In the 14th century a particularly complex chain of events left the English King with arguably the best claim to the French throne. As a result, long simmering national and dynastic tensions boiled over into the war we know as the Hundred Years War.

Although ultimately the French would triumph, ending English claims to French lands or thrones, the English won many of the war's best known battles. Perhaps it's because the English were more adept propagandists (The Battle of Agincourt was memorialized by Shakespeare in "Henry V") and because we speak English that we know more of the English victories and not their final defeat. Overall the Hundred Years War helped to speed the transition of England and France from feudal territories into nation states. It was also a precursor to the English War of Roses but that's another post.
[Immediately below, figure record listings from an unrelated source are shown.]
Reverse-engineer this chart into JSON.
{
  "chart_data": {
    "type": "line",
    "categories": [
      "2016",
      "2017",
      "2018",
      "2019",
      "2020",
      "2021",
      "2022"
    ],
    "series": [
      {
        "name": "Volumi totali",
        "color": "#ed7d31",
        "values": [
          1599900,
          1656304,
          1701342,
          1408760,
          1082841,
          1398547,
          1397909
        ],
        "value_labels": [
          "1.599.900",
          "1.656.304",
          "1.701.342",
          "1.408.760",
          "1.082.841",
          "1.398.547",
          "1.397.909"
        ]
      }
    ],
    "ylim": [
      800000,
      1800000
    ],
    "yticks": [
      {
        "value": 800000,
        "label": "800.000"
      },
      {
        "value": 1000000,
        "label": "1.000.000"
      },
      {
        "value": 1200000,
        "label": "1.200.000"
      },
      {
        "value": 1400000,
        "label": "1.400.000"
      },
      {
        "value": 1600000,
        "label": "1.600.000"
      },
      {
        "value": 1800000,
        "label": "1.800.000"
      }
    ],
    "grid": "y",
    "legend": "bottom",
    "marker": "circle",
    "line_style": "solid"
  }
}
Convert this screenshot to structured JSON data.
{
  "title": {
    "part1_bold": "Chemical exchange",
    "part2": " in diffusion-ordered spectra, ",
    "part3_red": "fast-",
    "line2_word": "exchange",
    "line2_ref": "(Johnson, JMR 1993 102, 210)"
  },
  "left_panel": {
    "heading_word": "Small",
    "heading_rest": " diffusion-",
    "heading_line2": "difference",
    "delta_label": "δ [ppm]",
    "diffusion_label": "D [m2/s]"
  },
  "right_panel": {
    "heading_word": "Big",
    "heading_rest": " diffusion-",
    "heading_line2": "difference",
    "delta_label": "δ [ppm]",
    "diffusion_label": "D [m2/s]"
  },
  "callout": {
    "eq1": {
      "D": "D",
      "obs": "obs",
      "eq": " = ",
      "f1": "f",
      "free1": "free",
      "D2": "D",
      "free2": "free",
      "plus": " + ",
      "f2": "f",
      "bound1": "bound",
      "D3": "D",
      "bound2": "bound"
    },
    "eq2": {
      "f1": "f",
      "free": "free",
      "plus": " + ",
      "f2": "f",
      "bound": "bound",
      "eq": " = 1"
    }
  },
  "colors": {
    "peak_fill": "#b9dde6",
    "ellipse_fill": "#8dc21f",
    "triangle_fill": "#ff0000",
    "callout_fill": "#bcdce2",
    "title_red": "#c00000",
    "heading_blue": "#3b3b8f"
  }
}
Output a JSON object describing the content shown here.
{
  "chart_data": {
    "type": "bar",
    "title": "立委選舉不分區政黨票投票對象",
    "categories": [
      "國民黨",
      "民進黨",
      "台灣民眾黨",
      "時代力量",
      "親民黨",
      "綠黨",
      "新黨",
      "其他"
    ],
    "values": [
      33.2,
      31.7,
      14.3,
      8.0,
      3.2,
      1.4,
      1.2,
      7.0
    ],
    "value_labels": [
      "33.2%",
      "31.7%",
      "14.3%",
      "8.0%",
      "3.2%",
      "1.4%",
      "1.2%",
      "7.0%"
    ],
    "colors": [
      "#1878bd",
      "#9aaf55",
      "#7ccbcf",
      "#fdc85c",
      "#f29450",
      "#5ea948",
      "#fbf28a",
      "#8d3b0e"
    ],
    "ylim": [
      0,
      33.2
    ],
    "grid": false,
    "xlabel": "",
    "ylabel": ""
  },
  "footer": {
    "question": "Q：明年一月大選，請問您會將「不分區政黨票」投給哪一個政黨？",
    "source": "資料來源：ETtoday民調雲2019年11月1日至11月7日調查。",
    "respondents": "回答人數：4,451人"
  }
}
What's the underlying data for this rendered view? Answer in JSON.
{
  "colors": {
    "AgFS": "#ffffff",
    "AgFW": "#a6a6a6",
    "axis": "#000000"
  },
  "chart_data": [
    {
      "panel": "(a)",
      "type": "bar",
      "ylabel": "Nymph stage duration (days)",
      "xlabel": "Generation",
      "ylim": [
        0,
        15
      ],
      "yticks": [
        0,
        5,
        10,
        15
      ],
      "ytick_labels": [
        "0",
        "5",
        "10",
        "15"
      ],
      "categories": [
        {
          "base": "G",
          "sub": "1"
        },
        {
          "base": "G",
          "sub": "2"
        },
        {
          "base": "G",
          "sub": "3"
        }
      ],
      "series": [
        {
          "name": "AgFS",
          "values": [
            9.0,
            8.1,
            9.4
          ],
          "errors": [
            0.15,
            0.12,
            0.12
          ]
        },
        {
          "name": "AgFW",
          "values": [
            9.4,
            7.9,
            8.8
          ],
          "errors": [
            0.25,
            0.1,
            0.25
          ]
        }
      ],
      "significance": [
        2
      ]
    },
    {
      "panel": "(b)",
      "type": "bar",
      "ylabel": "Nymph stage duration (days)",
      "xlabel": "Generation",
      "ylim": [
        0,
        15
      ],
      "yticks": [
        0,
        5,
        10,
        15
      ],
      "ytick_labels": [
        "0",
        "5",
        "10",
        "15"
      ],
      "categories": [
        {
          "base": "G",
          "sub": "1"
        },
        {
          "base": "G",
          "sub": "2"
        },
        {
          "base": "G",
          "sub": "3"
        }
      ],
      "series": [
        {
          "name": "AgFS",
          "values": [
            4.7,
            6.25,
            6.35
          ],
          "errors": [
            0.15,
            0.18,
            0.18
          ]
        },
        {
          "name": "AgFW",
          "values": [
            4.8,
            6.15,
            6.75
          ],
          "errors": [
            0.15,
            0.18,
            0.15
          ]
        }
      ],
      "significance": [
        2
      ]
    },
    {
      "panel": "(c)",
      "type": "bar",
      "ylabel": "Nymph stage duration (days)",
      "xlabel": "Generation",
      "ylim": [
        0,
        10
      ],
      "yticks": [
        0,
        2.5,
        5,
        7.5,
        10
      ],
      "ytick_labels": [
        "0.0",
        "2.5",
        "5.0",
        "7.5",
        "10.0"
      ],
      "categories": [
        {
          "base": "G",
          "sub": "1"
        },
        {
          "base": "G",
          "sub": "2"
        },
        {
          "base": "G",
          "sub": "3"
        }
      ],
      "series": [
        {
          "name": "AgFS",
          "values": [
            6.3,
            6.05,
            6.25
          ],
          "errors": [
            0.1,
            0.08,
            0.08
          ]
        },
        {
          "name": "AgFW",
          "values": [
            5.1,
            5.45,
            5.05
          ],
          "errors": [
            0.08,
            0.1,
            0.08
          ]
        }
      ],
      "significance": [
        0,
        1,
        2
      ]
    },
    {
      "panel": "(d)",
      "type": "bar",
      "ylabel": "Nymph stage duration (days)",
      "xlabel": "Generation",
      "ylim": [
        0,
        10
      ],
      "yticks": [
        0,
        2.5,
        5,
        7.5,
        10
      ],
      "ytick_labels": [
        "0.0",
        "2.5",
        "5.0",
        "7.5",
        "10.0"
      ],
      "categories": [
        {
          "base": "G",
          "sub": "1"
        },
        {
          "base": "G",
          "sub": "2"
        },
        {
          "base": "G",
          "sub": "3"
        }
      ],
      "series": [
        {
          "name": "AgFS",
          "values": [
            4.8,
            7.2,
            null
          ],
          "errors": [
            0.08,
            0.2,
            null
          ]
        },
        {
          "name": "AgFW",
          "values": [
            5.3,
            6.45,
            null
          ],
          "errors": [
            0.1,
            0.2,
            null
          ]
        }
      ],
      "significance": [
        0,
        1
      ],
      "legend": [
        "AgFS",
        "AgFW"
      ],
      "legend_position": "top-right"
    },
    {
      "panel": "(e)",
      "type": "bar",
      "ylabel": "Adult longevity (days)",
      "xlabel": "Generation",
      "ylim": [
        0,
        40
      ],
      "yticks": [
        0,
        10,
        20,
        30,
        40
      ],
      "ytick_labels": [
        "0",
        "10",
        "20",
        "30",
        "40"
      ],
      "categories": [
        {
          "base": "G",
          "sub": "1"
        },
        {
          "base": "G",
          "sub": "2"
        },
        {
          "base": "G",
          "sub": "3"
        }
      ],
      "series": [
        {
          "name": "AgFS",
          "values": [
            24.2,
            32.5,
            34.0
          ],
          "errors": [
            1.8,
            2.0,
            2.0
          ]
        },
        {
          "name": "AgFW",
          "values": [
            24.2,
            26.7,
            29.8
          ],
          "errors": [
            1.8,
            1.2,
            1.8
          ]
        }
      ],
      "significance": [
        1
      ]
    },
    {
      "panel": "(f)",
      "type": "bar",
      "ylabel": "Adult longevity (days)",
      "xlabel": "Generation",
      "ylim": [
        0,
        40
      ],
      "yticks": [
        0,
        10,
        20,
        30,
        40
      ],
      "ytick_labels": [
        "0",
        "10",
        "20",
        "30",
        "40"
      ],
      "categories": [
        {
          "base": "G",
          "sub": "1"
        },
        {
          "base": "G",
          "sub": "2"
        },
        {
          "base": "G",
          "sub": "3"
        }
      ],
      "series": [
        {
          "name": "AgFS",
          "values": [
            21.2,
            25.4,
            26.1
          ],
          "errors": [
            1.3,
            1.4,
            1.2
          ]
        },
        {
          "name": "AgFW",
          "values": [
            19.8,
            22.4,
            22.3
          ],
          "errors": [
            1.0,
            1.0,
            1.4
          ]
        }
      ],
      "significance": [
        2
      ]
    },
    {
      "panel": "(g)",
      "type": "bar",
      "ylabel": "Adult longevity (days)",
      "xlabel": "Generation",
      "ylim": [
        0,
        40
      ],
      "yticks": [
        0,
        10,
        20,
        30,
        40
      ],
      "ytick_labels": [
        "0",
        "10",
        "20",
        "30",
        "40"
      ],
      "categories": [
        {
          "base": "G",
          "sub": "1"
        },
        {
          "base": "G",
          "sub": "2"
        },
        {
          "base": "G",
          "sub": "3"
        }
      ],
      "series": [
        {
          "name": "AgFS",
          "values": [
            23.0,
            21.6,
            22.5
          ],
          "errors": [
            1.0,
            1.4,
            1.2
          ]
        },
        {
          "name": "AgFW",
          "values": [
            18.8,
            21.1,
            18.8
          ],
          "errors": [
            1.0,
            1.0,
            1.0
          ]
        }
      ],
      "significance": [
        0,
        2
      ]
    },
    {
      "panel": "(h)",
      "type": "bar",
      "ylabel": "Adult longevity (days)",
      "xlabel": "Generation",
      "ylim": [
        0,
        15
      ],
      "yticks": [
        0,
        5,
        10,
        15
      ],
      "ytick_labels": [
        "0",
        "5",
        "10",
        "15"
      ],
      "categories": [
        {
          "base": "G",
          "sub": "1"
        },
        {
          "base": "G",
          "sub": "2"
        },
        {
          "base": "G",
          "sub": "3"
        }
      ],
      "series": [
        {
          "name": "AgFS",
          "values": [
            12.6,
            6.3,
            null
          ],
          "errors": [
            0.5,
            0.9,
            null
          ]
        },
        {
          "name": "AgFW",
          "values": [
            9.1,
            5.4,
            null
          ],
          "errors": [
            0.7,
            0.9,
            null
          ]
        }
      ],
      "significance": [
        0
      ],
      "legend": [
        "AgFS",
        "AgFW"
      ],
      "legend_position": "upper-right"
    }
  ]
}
The Battle of Agincourt was an English high point. An English army of  about 6000 sick and half starving men soundly thrashed a French army at least three times its size. Some people claimed the English were outnumbered by as many as five or six to one. Whatever the numbers were, contemporary chroniclers were shocked by the English victory. In this older book Bernard Cornwell takes the reader on an exciting and apparently realistic excursion into 15th century morals, ethics, hygiene, and warfare.